Sözleşmeye aykırılık halinde öngörülen cezai şarttan TBK’nın 182/son uyarınca hakim fahiş cezai şartın tenkisine karar verebilir ise de, tacirler arası sözleşmenin ihlali halinde 6102 sayılı TTK’nın 22. maddesinde yer alan “Tacir sıfatını haiz borçlu, Türk Borçlar Kanunu'nun 121 inci maddesinin ikinci fıkrasıyla 182 nci maddesinin üçüncü fıkrasında ve 525'inci maddesinde yazılı hallerde, aşırı ücret veya ceza kararlaştırılmış olduğu iddiasıyla ücret veya sözleşme cezasının indirilmesini mahkemeden isteyemez” hükmü uyarınca tenkis kararı verilmesi mümkün değildir.
Bununla birlikte, tacir de olsa, tarafları aciz edici ve ekonomik mahvına sebep olan cezai şarta ilişkin sözleşme maddesinin, TBK’nın 27. maddesinde yer alan “Kanunun emredici hükümlerine, ahlaka, kamu düzenine, kişilik haklarına aykırı veya konusu imkansız olan sözleşmeler kesin olarak hükümsüzdür. Sözleşmenin içerdiği hükümlerden bir kısmının hükümsüz olması, diğerlerinin geçerliliğini etkilemez. Ancak, bu hükümler olmaksızın sözleşmenin yapılmayacağı açıkça anlaşılırsa, sözleşmenin tamamı kesin olarak hükümsüz olur.” düzenlemesi uyarınca “ahlak ve adaba aykırı” görülmesi mümkündür.

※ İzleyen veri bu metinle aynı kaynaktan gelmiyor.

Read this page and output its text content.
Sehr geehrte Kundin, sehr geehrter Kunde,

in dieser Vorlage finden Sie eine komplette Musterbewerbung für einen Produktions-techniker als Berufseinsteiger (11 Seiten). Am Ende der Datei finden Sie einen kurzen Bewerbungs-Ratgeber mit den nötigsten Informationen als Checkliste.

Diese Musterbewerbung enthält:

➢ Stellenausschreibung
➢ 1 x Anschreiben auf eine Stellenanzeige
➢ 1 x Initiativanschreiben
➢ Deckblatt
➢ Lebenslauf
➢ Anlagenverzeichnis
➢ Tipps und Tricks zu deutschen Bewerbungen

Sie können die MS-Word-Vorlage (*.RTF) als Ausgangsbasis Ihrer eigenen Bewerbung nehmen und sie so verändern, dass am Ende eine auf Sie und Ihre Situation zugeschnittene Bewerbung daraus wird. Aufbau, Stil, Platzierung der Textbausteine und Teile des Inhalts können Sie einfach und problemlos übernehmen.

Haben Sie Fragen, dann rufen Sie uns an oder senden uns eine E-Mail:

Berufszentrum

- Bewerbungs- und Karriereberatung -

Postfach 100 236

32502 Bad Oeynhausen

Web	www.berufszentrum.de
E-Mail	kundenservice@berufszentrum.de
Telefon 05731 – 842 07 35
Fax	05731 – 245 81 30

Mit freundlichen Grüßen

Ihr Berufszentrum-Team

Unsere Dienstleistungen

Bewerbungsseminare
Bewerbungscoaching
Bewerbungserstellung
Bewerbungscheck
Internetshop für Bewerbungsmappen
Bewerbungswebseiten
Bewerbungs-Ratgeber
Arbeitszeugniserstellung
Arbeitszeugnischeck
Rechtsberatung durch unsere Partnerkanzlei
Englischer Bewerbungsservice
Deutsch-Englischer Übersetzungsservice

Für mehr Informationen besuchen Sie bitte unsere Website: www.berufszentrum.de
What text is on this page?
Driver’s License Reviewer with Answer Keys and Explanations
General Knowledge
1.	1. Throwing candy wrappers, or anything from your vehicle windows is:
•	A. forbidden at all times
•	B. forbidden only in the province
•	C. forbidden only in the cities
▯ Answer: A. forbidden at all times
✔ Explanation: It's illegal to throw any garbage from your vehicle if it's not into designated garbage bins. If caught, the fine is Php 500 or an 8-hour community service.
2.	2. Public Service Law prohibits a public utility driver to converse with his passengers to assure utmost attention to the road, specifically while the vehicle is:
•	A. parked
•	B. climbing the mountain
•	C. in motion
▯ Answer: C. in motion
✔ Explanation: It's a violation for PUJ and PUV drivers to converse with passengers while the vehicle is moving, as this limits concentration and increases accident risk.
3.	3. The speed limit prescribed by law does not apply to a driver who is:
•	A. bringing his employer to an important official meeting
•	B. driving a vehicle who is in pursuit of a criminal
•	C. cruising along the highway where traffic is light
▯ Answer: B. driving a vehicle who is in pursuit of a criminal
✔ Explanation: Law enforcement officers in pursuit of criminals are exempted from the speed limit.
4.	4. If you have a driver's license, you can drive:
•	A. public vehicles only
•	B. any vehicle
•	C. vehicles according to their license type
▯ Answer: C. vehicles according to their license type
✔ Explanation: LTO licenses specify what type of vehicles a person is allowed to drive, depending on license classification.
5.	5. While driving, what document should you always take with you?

Bu durumda hakim, TTK’nın 1530/1. maddesinde yer alan “(1) Aksine bir hüküm bulunmadığı takdirde, ticari hükümlerle yasaklanmış işlemler ve şartlar batıldır. Ancak, sözleşme uyarınca yerine getirilmesi gereken edimler için kanunun veya yetkili makamların koymuş olduğu en yüksek sınırı aşan sözleşmeler en yüksek sınır üzerinden yapılmış sayılır; sınırı aşan edimler hata ile yerine getirilmiş olmasa bile, geri alınır. Bu sınırlarda, Türk Borçlar Kanununun 27 nci maddesinin ikinci fıkrasının ikinci cümlesi uygulanmaz” hükmü uyarınca, tacirler arası sözleşmede yer alan cezai şartın ekonomik mahvı önleyecek miktardaki kısmını iptal edebilecektir.